Seriously, though. There's no way anyone can be the best possible doctor for their patients unless they remain focused and aloof.
 
this is bull****. a school can teach me how to think, how to treat, how to approach problems, but NOT how to feel.

i feel nothing but contempt for >90% of my idiot patients who can't bring themselves to eat a salad instead of a steak or take a walk instead of watching whatever gay bull**** like deal or no deal.

There's nothing I despise on this planet more than shameless self-indulgence. I imagine those you mention have been repeatedly informed of the harm they're doing to themselves, too.
 
Je penserais que oui... :mad:

D'accord complètement. What's worse is, those who are self-satisfiedly stupid and giggle when they hear they have to change their bad habits immediately, usually seem to be the ones that expect niceness and hugs.

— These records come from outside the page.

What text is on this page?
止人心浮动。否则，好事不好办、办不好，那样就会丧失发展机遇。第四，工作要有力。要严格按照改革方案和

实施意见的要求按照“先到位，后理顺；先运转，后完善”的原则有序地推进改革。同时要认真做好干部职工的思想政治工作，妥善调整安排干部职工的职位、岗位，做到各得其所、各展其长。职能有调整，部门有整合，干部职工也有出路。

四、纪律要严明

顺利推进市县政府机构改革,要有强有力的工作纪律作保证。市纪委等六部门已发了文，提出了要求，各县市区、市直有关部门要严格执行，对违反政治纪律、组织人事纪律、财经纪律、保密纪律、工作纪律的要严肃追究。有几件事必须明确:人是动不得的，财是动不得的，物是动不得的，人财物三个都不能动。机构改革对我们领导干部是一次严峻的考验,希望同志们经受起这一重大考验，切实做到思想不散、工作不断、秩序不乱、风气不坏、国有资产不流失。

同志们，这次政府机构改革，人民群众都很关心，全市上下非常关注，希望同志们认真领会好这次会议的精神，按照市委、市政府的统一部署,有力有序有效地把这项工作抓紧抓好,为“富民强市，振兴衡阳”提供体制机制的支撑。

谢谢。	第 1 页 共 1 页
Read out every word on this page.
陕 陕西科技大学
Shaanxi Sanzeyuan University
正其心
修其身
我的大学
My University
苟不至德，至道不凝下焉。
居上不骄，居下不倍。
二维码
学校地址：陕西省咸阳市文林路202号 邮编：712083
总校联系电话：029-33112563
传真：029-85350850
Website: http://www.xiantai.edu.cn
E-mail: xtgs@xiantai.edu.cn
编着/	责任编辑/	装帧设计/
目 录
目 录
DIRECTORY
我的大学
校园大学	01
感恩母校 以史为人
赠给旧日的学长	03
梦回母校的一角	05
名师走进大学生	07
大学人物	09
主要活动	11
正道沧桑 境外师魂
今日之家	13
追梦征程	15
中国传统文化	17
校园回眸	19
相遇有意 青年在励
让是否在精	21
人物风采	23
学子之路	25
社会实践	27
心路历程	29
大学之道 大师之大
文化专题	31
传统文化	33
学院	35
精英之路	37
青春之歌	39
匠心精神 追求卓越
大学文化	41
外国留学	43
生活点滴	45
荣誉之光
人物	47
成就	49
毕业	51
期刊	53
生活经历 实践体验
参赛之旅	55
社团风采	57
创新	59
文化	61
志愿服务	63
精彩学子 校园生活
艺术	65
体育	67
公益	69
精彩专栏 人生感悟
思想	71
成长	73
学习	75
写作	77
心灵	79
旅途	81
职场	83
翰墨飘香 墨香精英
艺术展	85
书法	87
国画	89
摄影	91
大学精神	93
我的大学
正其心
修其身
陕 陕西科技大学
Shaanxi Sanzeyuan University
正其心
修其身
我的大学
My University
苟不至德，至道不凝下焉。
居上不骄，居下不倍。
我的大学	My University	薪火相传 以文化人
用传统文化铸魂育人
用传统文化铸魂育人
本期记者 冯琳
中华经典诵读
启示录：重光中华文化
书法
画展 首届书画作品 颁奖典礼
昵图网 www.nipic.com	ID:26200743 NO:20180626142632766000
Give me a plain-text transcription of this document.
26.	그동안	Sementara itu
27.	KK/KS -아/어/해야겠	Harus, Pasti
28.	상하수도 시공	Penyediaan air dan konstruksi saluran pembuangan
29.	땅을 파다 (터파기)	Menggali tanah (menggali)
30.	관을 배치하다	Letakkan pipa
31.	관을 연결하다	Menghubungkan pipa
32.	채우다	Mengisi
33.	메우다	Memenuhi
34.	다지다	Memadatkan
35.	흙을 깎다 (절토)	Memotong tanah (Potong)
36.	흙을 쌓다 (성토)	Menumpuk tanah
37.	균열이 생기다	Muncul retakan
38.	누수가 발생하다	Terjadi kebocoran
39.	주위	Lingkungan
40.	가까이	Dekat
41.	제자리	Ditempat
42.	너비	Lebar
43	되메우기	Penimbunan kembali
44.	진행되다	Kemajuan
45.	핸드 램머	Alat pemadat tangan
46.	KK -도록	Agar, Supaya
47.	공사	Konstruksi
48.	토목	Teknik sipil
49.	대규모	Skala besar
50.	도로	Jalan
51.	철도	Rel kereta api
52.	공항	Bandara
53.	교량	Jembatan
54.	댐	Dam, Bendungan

America has become a nation of fat, spoiled, infantile, expectant adults.
 
D'accord complètement. What's worse is, those who are self-satisfiedly stupid and giggle when they hear they have to change their bad habits immediately, usually seem to be the ones that expect niceness and hugs.

America has become a nation of fat, spoiled, infantile, expectant adults.

:laugh: Add "stupid" to that list, and, well, you're a woman after my own heart. I really do try to keep tight reins on my cynicism these days, but I suppose we're known for such people for a reason in a sort of little-bit-of-truth-to-every-stereotype way. That expectant/entitlement part really bugs me.